Yes, of course On An Overgrown Path makes mistakes. But it does not receive more than £3 billion of guaranteed public funding every year. For real role models look no further.

Any copyrighted material on these pages is included as "fair use", for the purpose of study, review or critical analysis only, and will be removed at the request of copyright owner(s). Report broken links, missing images and errors to - overgrownpath at hotmail dot co dot uk


Pliable said…
Or is the switch from Swiss francs to American dollars a sloppy editing error on the BBC website? - the Swiss franc and US dollar are almost at parity.

But I think not - the conversion rate used in the story is exactly that for sterling to dollars, not to Swiss francs.

Whatever, the story should never have run like that.

On a more positive front Arthur Honegger is portrayed on the Swiss 20 franc note -

Pliable said…
More from the BBC's creative training board here -

Also the photo is of a Ferrari 599 not a Testarossa.

I think you'll find that the story is simply cut & pasted from a US news site with no editing, hence the currency issue.
Pliable said…
'Also the photo is of a Ferrari 599 not a Testarossa'

Gee, the level of expert knowledge among my readers never ceases to amaze me.

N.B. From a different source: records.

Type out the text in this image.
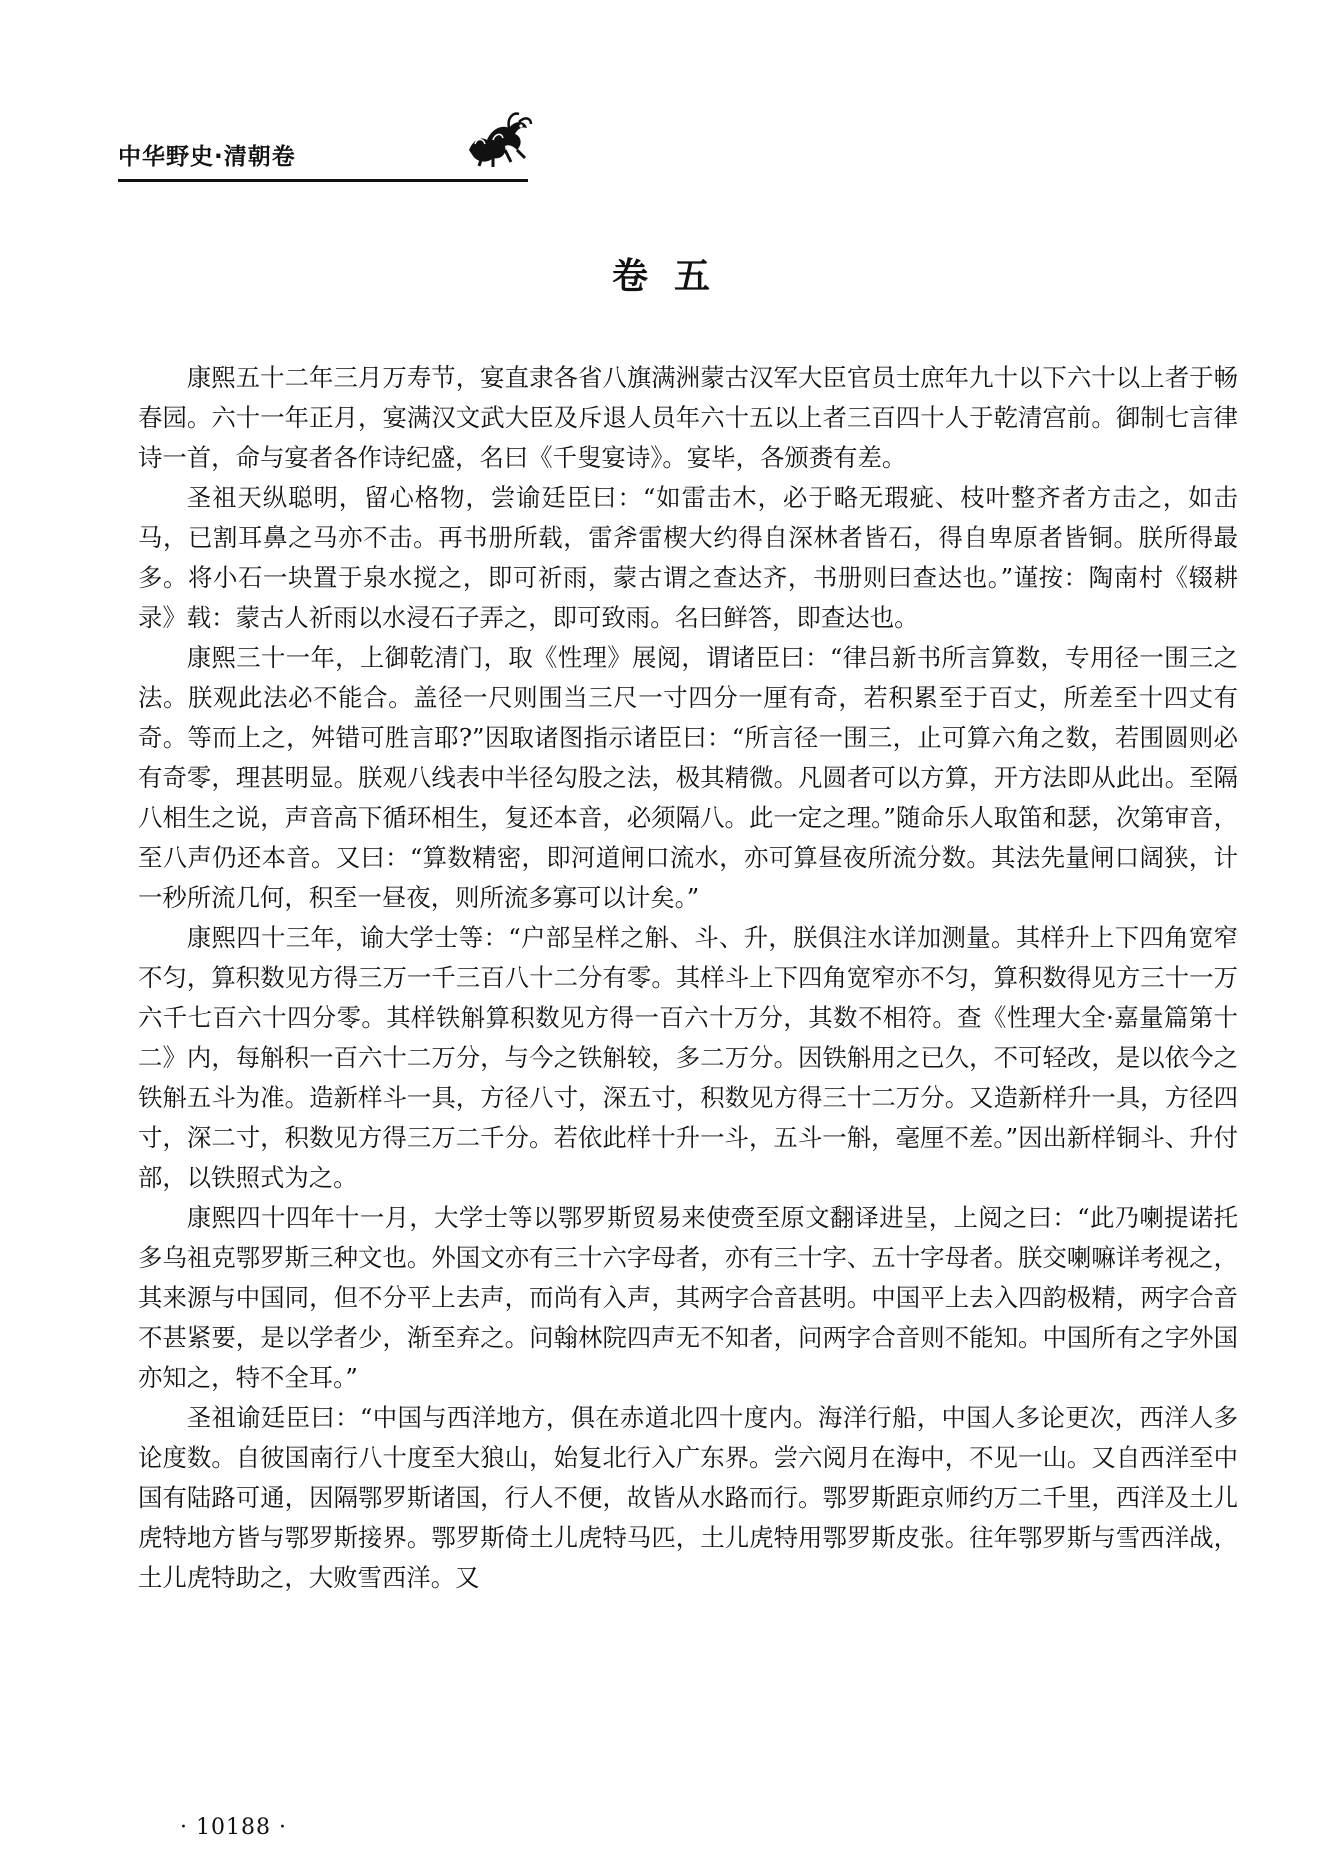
中华野史·清朝卷
卷五

康熙五十二年三月万寿节，宴直隶各省八旗满洲蒙古汉军大臣官员士庶年九十以下六十以上者于畅春园。六十一年正月，宴满汉文武大臣及斥退人员年六十五以上者三百四十人于乾清宫前。御制七言律诗一首，命与宴者各作诗纪盛，名曰《千叟宴诗》。宴毕，各颁赉有差。

圣祖天纵聪明，留心格物，尝谕廷臣曰：“如雷击木，必于略无瑕疵、枝叶整齐者方击之，如击马，已割耳鼻之马亦不击。再书册所载，雷斧雷楔大约得自深林者皆石，得自卑原者皆铜。朕所得最多。将小石一块置于泉水搅之，即可祈雨，蒙古谓之查达齐，书册则曰查达也。”谨按：陶南村《辍耕录》载：蒙古人祈雨以水浸石子弄之，即可致雨。名曰鲜答，即查达也。

康熙三十一年，上御乾清门，取《性理》展阅，谓诸臣曰：“律吕新书所言算数，专用径一围三之法。朕观此法必不能合。盖径一尺则围当三尺一寸四分一厘有奇，若积累至于百丈，所差至十四丈有奇。等而上之，舛错可胜言耶?”因取诸图指示诸臣曰：“所言径一围三，止可算六角之数，若围圆则必有奇零，理甚明显。朕观八线表中半径勾股之法，极其精微。凡圆者可以方算，开方法即从此出。至隔八相生之说，声音高下循环相生，复还本音，必须隔八。此一定之理。”随命乐人取笛和瑟，次第审音，至八声仍还本音。又曰：“算数精密，即河道闸口流水，亦可算昼夜所流分数。其法先量闸口阔狭，计一秒所流几何，积至一昼夜，则所流多寡可以计矣。”

康熙四十三年，谕大学士等：“户部呈样之斛、斗、升，朕俱注水详加测量。其样升上下四角宽窄不匀，算积数见方得三万一千三百八十二分有零。其样斗上下四角宽窄亦不匀，算积数得见方三十一万六千七百六十四分零。其样铁斛算积数见方得一百六十万分，其数不相符。查《性理大全·嘉量篇第十二》内，每斛积一百六十二万分，与今之铁斛较，多二万分。因铁斛用之已久，不可轻改，是以依今之铁斛五斗为准。造新样斗一具，方径八寸，深五寸，积数见方得三十二万分。又造新样升一具，方径四寸，深二寸，积数见方得三万二千分。若依此样十升一斗，五斗一斛，毫厘不差。”因出新样铜斗、升付部，以铁照式为之。

康熙四十四年十一月，大学士等以鄂罗斯贸易来使赍至原文翻译进呈，上阅之曰：“此乃喇提诺托多乌祖克鄂罗斯三种文也。外国文亦有三十六字母者，亦有三十字、五十字母者。朕交喇嘛详考视之，其来源与中国同，但不分平上去声，而尚有入声，其两字合音甚明。中国平上去入四韵极精，两字合音不甚紧要，是以学者少，渐至弃之。问翰林院四声无不知者，问两字合音则不能知。中国所有之字外国亦知之，特不全耳。”

圣祖谕廷臣曰：“中国与西洋地方，俱在赤道北四十度内。海洋行船，中国人多论更次，西洋人多论度数。自彼国南行八十度至大狼山，始复北行入广东界。尝六阅月在海中，不见一山。又自西洋至中国有陆路可通，因隔鄂罗斯诸国，行人不便，故皆从水路而行。鄂罗斯距京师约万二千里，西洋及土儿虎特地方皆与鄂罗斯接界。鄂罗斯倚土儿虎特马匹，土儿虎特用鄂罗斯皮张。往年鄂罗斯与雪西洋战，土儿虎特助之，大败雪西洋。又

· 10188 ·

'Simply cut & pasted' - that really sums up the BBC in 2010.

Thank goodness there is still some original thinking elsewhere.
Pliable said…
One of the many sad things about the decline of the BBC is that if you are critical of the BBC you are immediately assumed to be on the side of the Murdoch commercial lobby.

This mistaken assumption is repeatedly made by the pro-BBC Guardian and by its pro-BBC columnists like Marina Hyde, who like many Guardian journalists is also a BBC contributor -http://www.bbc.co.uk/programmes/b00jh4f5.

The headline on Marina Hyde's column yesterday screamed 'Fans of the tame, rejoice – TV's Beige Age is on its way' -

If it is has four legs, a tail and barks, it is a dog. Irrespective of whether it is broadcast by the BBC or Rupert Murdoch.

Marina Hyde and others seem unable to grasp that increasing anti-BBC sentiments are not motivated by competitive agendas. They are motivated by the desire to end the narcissistic, profligate and creatively disastrous era of Marc Thompson, Alan Yentob, Roger Wright and the rest of the current BBC magic circle.

Recent popular posts

Folk music dances to a dangerous tune

A tale of two new audiences

The Berlin Philharmonic's darkest hour

Does it have integrity and relevance?

Master musician who experienced the pain of genius


Is classical music obsessed by existential angst?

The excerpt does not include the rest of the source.